Predicting class of a text, say "humor":
$P(C = \textrm{humor} \mid X_a = \textrm{False}, etc) \\
P(C \mid X) = P(X \mid C)P(C) / P(X)$
(aside: We have generally been doing supervised learning.)
Given $p(y, x)$, you can estimate $p(y\mid x)$. But you cannot estimate $p(y, x)$ given $p(y\mid x)$
In a discriminative model, I'm not estimating P(X). If P(X) is particularly messy, then it's easier to use discriminative models so we don't have to model the Xs.
Imagine X vs Y: Y = 1 if true, 0 if false.
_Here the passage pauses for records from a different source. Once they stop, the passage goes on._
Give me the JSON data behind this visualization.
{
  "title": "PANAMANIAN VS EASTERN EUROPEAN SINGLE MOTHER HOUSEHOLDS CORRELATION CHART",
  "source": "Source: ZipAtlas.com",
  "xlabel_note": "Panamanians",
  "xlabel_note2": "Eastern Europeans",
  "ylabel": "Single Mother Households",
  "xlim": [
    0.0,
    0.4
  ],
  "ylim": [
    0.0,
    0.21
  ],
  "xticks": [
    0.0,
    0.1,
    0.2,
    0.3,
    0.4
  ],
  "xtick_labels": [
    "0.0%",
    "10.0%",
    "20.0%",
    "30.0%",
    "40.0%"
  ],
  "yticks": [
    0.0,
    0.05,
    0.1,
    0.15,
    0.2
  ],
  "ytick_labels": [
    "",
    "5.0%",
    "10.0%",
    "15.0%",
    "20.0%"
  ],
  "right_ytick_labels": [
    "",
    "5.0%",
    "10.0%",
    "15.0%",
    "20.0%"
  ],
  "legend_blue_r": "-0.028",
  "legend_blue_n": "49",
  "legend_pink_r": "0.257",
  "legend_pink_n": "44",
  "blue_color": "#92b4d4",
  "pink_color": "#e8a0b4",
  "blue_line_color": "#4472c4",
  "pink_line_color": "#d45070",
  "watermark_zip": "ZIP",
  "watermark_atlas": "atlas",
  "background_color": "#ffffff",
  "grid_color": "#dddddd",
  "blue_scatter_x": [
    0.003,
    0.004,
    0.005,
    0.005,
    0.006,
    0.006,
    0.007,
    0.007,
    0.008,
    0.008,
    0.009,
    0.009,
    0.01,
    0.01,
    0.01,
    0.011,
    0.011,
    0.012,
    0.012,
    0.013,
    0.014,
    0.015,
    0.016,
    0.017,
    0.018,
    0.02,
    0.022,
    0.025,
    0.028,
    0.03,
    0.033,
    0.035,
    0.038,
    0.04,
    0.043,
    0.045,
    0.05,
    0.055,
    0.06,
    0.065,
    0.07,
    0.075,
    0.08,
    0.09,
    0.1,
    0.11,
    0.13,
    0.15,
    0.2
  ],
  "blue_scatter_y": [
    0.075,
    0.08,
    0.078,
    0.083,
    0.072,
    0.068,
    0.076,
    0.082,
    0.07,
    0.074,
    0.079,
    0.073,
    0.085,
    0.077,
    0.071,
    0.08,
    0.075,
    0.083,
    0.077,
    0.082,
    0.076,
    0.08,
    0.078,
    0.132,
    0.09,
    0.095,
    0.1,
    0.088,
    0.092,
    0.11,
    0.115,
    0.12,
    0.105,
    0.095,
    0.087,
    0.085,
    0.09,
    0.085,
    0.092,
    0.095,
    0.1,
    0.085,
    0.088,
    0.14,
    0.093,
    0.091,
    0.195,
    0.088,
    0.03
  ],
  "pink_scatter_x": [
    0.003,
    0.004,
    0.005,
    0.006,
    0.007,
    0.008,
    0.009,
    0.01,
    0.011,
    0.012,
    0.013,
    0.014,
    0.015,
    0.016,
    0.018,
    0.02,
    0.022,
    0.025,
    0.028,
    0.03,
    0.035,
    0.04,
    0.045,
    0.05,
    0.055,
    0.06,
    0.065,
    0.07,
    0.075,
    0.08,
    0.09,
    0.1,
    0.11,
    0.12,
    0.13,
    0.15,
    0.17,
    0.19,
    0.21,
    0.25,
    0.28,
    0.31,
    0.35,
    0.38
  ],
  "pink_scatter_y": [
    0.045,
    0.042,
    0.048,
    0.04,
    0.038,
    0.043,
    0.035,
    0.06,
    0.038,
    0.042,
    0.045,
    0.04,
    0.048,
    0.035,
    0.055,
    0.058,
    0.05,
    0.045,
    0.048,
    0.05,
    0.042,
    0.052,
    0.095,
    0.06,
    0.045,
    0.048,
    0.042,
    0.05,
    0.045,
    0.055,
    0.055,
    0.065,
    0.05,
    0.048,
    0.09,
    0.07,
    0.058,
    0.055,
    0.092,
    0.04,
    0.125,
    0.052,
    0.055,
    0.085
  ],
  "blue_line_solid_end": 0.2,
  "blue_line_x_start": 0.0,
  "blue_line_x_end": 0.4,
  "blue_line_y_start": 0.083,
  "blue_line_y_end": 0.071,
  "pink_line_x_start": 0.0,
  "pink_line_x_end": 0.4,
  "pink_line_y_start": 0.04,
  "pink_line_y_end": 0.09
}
Plotting gives you set of points at {0,1}. Fitting a linear regression gives you a bad probability estimator (can go above or below 0, 1). You can fit a smoothing function $f(x) = 1/(1 + e^{-x})$. This function starts at 0 and goes to 1; no matter what X is, $f(x)$ is between 0 and 1.
This is the logistic function.
$P(Y = 1 \mid x,w) = \frac{1}{1+\exp(-\sum_j w_j x_j)}\frac{1}{1+\exp(-w^\intercal x)} = \frac{1}{1+\exp(-yw^\intercal x)}$
$\log \frac{P(Y=1\mid x,w)}{P(Y=-1\mid x,w)} = w^\intercal x$
In log. regression, each weight tells you how much you'll drive up the logistic function
Adding interactions:
Can you add an interaction term and have it still be a logistic regression? Yes
If you include transformations and interactions, LR can be extremely powerful
Why would you use NB vs LR? NB is useful because often you don't have enough data
see notes on website
Geometric intuition:
Representing a line: $0 = x - y$